The proposed Carson stadium is near transit lines, but not close to any station. It's about two miles from the Harbor Gateway Transit Center and about four miles from the Blue Line's Del Amo Station. In November, stadium proponents said they too could run buses between the stadium and the transit stops, the Daily Breeze reported.
The city of Carson would apply for Metro funds to buy the shuttle buses. (So, why would Metro use limited public transportation funds to pay for something that should be the responsibility of the wealthy professional football team and developers?) The long-term goal would be to connect rail and buses directly to the stadium, but it's unclear who would fund the extensions.

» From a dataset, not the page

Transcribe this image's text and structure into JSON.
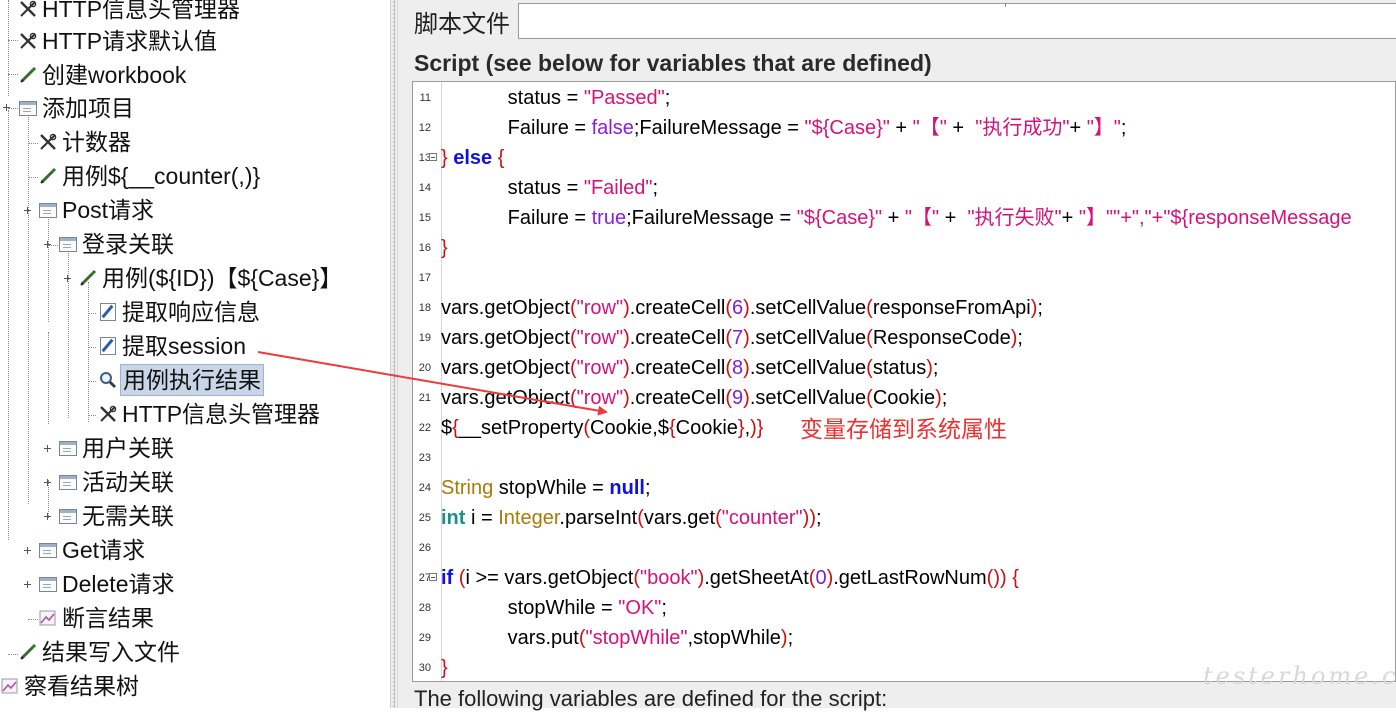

The one public transportation bright spot is the Los Angeles Memorial Coliseum, which could serve as the temporary home for the NFL until a new stadium is built. The Coliseum is right next to the Expo Line, providing an easy connection for anyone who wants to take the train to a game.
Professional football left Los Angeles in an era of cars. The Rams moved to Anaheim in 1980, the Raiders left for Oakland after the 1994 season and the Chargers shifted to San Diego in 1961. The NFL is on the cusp of returning to a more multi-modal L.A., with new rail lines and bus and bike lanes. If the NFL does commit to sending one or more teams back to Los Angeles, the team owners and host city need to make transportation choices a top priority, not an afterthought.